Mitigating the capacity and voltage decay of lithium-rich layered oxide cathodes by fabricating Ni/Mn graded surface

Abstract

Lithium-rich layered oxides (LLOs) deliver a high energy-density of above 1000 W h Kg⁻¹ owing to new charge/discharge mechanisms and are regarded as up-and-coming cathodes for next-generation lithium-ion batteries (LIBs). However, they usually suffer from serious capacity and voltage decay during repeated cycles, limiting their wider practical applications. Herein, Ni/Mn-graded LLOs, in which the nickel content increases gradually, while the manganese content decreases continuously at the outer surface of secondary particles, were rationally designed and further prepared by a modified co-precipitation route combined with solid-state reactions.
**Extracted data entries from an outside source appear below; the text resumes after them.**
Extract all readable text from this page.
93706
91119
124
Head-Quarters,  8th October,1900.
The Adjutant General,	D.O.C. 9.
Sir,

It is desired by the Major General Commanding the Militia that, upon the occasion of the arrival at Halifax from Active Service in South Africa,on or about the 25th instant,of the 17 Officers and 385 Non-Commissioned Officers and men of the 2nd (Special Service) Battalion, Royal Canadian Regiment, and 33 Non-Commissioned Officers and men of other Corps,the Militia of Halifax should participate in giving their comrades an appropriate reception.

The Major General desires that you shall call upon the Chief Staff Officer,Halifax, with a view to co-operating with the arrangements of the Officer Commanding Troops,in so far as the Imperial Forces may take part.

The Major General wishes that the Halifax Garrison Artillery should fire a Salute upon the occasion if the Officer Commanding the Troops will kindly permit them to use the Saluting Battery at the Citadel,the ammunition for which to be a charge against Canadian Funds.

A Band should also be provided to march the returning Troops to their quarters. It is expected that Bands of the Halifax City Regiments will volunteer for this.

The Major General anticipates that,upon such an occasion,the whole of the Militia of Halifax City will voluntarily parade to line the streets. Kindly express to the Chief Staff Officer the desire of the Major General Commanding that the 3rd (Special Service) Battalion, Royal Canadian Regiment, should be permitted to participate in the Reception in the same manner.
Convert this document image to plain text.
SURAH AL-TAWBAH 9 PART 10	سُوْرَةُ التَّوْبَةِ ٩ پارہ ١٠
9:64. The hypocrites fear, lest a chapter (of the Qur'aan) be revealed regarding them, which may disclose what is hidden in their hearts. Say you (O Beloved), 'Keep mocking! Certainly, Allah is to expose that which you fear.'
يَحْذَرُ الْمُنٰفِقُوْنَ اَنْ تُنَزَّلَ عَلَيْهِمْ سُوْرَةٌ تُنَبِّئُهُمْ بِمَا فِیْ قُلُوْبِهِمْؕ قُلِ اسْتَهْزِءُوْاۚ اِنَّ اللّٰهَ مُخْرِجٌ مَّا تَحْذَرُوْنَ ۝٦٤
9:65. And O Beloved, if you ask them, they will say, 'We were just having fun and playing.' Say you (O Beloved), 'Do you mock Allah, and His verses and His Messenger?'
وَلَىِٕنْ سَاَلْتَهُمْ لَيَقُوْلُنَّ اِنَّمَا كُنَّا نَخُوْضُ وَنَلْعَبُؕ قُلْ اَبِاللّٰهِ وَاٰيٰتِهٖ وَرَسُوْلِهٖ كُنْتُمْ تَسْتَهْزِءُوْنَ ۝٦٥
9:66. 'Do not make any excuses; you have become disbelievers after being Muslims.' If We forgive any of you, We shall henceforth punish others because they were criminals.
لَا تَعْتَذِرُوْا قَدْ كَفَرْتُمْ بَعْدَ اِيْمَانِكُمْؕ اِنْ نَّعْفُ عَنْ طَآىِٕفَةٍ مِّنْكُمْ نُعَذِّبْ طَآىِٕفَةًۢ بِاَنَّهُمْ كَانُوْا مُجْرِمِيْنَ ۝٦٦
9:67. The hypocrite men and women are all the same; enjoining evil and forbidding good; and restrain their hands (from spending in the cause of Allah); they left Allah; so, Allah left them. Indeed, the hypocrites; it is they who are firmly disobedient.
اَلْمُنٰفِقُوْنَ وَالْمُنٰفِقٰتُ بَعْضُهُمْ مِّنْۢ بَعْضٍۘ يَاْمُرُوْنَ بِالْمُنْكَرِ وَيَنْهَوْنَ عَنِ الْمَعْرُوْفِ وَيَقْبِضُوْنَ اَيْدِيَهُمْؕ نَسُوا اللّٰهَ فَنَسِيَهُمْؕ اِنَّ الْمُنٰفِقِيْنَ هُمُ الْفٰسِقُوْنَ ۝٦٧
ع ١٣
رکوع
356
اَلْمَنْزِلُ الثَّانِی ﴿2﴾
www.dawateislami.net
As expected, this Ni/Mn-graded LLOs exhibited a higher reversible capacity of 290.9 mA h g⁻¹, much improved stability of the capacity and voltage, ∼90% capacity retention, and a high voltage of 3.23 V (vs. Li/Li⁺), even after 200 cycles, compared with the normal LLOs. XPS and XRD characterization of the cycled electrodes indicated that these enhanced electrochemical properties are probably ascribed to the nickel-increased surface, which suppresses the structural transitions from layered to spinel, and/or the rock-salt phases as well as the side-reactions on the electrode/electrolyte interface. In particular, this Ni/Mn-graded structure opens up a feasible and effective tactic to mitigate the capacity and voltage decay of LLOs and could possibly promote the process of their practical application in high-energy LIBs.